Friday, September 11, 2009

Fridays - and a painful anniversary



It is the end of the week. Children off to their respective parents (mine included); it is a day of cleaning up, tossing out the trash, contemplating laundry (and occasionally actually doing some), and putting the house in order. With our new schedule -- Leo in school till 4pm on Friday -- I have an afternoon offered me on a platter to spend with Jonas, my quiet one. He joined me in the garden, accompanied me on a bike ride, and plunged into the pool; I'm all his for two hours today. For once, there's no competition for my time and attention.

It resonates for me that today marks a most painful anniversary. It is still rather surreal and horrible to contemplate. On the 13th of September, 2001, Erick and I had a group of clients we'll never forget. Six out of seven were already in Europe when the planes hit the towers, and thus, they showed up. We spent a week sharing, occasionally weeping, intensely connecting. We savored each moment, appreciated the individuals beside us during meals, and admired almost wistfully our artisans who had chosen such sane vocations.

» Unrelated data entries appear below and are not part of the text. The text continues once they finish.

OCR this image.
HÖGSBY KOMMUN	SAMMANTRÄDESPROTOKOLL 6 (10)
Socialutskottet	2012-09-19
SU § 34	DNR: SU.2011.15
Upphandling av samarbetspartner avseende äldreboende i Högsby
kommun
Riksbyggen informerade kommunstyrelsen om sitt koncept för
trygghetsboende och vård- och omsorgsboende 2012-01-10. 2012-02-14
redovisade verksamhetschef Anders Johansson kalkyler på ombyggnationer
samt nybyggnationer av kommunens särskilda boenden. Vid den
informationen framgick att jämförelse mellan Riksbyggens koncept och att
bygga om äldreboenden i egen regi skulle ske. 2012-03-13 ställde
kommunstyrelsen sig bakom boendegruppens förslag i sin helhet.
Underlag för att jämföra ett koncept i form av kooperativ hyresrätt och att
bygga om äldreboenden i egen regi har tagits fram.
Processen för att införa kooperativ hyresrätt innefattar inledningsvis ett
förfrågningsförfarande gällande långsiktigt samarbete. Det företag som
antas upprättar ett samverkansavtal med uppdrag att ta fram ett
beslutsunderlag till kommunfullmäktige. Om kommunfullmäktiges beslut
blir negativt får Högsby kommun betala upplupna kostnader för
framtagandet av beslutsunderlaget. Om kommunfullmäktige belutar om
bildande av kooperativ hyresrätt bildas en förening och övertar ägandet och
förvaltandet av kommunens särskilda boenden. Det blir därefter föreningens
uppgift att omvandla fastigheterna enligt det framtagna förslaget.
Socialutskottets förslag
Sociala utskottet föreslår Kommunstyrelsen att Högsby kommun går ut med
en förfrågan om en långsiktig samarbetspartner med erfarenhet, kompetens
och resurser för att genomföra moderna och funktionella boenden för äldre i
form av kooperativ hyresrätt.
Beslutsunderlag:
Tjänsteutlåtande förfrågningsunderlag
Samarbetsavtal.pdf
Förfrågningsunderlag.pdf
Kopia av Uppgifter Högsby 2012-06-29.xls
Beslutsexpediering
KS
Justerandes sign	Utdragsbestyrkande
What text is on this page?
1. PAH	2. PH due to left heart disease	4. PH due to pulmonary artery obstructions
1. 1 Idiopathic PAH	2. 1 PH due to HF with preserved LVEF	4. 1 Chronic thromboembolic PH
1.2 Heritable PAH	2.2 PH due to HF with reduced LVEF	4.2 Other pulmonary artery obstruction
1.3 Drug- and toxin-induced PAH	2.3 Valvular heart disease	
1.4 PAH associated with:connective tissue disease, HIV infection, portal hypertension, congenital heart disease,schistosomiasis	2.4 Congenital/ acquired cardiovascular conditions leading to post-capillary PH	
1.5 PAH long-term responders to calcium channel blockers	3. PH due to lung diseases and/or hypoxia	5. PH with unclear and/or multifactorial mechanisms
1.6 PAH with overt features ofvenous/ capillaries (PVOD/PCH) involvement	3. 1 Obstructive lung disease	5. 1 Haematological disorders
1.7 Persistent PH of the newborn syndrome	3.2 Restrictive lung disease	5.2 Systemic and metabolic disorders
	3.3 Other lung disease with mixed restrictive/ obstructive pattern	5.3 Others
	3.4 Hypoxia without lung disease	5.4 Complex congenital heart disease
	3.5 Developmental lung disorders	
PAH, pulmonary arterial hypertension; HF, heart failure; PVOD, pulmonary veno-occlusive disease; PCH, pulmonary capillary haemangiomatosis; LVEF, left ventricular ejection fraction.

Meeting and being with people who create and build and share, who have a living, but are not overly concerned with wealth. It was an experience of untold richness. These people connected to the land, respectful of their activity and their product, welcoming and generous, guided us to what is truly important in life. Friends, family, and yes, savoring the present.

Whenever possible I simply try to move slowly and be: be with the boys, be with the house and the garden, be with Filou clipping, brushing, and yes, even with my bills and letters. It's an active state of mind for me to be calm. No doubt it sounds like an oxymoron, but in fact it is such. I choose to move slowly, and the choice in and of itself is more than a touch active. Running around frantically like a chicken with its head cut off would almost be easier.

Wednesday afternoon Leo and I finally got onto a tennis court on French soil together. We didn't play particularly well, but we tried. We shared a moment alone, the first since school has started back up. Together we proudly acknowledged Filou and Saline (the neighbor's dog) as they lay down on the court (in a shaded corner) and watched us play back and forth with those ever-so-tempting balls. Not once did they leap up to grab one in their jaws. I felt as proud of Filou -- behavior to rival a Calkins' dog! - as I am of Leo when he reads beautifully out loud. It's the little things in life...




As we wondered back from the court I saw these tiny white snails all over the plants -- on a quick glance they could be flowers, but are most definitely not. Can you imagine that in harder times the locals actually ate these teensy things?



I've pretty much adopted Saline now. She spends much of her time with us (and Filou of course). The kids adore her, and her calm and gentle temperament is just too lovely. Now that she's stopped scarfing down Filou's food (or perhaps she just doesn't care for the organic option?), she's a far better guest.

So now I've my two kids, four boarders and two dogs... one on temporary loan. A warm, full and vibrant household.